What vitamins and minerals do almonds provide?

Almonds are the most nutrient-rich type of nut.
One serving (about 20 almonds, that’s about 2 handfuls) is an excellent source of vitamin E and magnesium, a good source of protein and fiber, they provide potassium, phosphorus, iron, monounsaturated and polyunsaturated fatty acids and are low in saturated fat and no cholesterol . They are also a very good source of calcium: a cup of almonds gives us as much calcium as a small piece of feta!

Vitamin E:

It has an important antioxidant effect protecting our body from many degenerative diseases.

Magnesium and potassium:

They contribute to lowering blood pressure. Eating a small amount of unsalted nuts can have a positive effect on hypertension.

Protein:

It is a structural component of muscles, hair and nails.

Fibre:

They are important for regulating the absorption of lipids and glucose in the blood, as well as the good functioning of the gastrointestinal system.

Calcium and phosphorus:

They contribute to the creation of healthy and strong bones and to the prevention of osteoporosis.
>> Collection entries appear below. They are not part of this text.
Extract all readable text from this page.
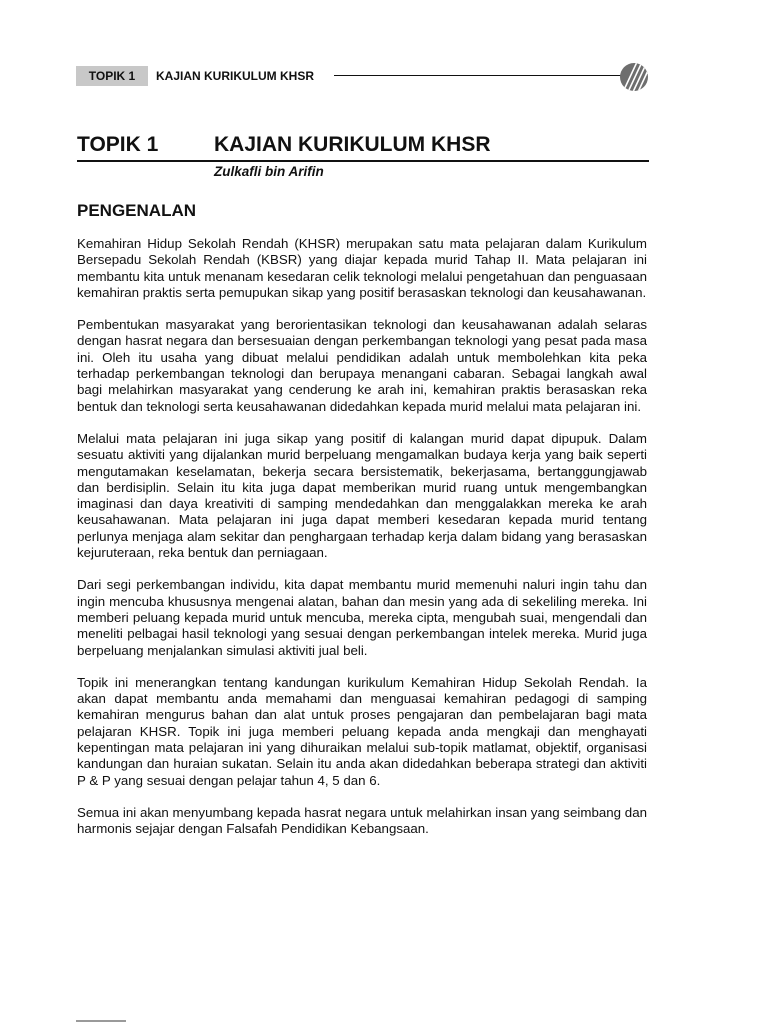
TOPIK 1	KAJIAN KURIKULUM KHSR
TOPIK 1	KAJIAN KURIKULUM KHSR
Zulkafli bin Arifin
PENGENALAN

Kemahiran Hidup Sekolah Rendah (KHSR) merupakan satu mata pelajaran dalam Kurikulum Bersepadu Sekolah Rendah (KBSR) yang diajar kepada murid Tahap II. Mata pelajaran ini membantu kita untuk menanam kesedaran celik teknologi melalui pengetahuan dan penguasaan kemahiran praktis serta pemupukan sikap yang positif berasaskan teknologi dan keusahawanan.

Pembentukan masyarakat yang berorientasikan teknologi dan keusahawanan adalah selaras dengan hasrat negara dan bersesuaian dengan perkembangan teknologi yang pesat pada masa ini. Oleh itu usaha yang dibuat melalui pendidikan adalah untuk membolehkan kita peka terhadap perkembangan teknologi dan berupaya menangani cabaran. Sebagai langkah awal bagi melahirkan masyarakat yang cenderung ke arah ini, kemahiran praktis berasaskan reka bentuk dan teknologi serta keusahawanan didedahkan kepada murid melalui mata pelajaran ini.

Melalui mata pelajaran ini juga sikap yang positif di kalangan murid dapat dipupuk. Dalam sesuatu aktiviti yang dijalankan murid berpeluang mengamalkan budaya kerja yang baik seperti mengutamakan keselamatan, bekerja secara bersistematik, bekerjasama, bertanggungjawab dan berdisiplin. Selain itu kita juga dapat memberikan murid ruang untuk mengembangkan imaginasi dan daya kreativiti di samping mendedahkan dan menggalakkan mereka ke arah keusahawanan. Mata pelajaran ini juga dapat memberi kesedaran kepada murid tentang perlunya menjaga alam sekitar dan penghargaan terhadap kerja dalam bidang yang berasaskan kejuruteraan, reka bentuk dan perniagaan.

Dari segi perkembangan individu, kita dapat membantu murid memenuhi naluri ingin tahu dan ingin mencuba khususnya mengenai alatan, bahan dan mesin yang ada di sekeliling mereka. Ini memberi peluang kepada murid untuk mencuba, mereka cipta, mengubah suai, mengendali dan meneliti pelbagai hasil teknologi yang sesuai dengan perkembangan intelek mereka. Murid juga berpeluang menjalankan simulasi aktiviti jual beli.

Topik ini menerangkan tentang kandungan kurikulum Kemahiran Hidup Sekolah Rendah. Ia akan dapat membantu anda memahami dan menguasai kemahiran pedagogi di samping kemahiran mengurus bahan dan alat untuk proses pengajaran dan pembelajaran bagi mata pelajaran KHSR. Topik ini juga memberi peluang kepada anda mengkaji dan menghayati kepentingan mata pelajaran ini yang dihuraikan melalui sub-topik matlamat, objektif, organisasi kandungan dan huraian sukatan. Selain itu anda akan didedahkan beberapa strategi dan aktiviti P & P yang sesuai dengan pelajar tahun 4, 5 dan 6.

Semua ini akan menyumbang kepada hasrat negara untuk melahirkan insan yang seimbang dan harmonis sejajar dengan Falsafah Pendidikan Kebangsaan.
Almonds can be a source of calcium during periods of fasting when milk and dairy products are not consumed.

Σίδηρος:

It is necessary for the synthesis of hemoglobin (component of red blood cells). Almonds contain iron with low absorption. But the combination of almonds with foods containing vitamin C (eg a glass of natural orange juice) leads to an increase in absorption especially during periods of fasting when foods such as meat, liver (rich sources of iron) are not consumed.

Monounsaturated and polyunsaturated fatty acids:

It is the good fats that help lower blood lipids if they replace saturated fats.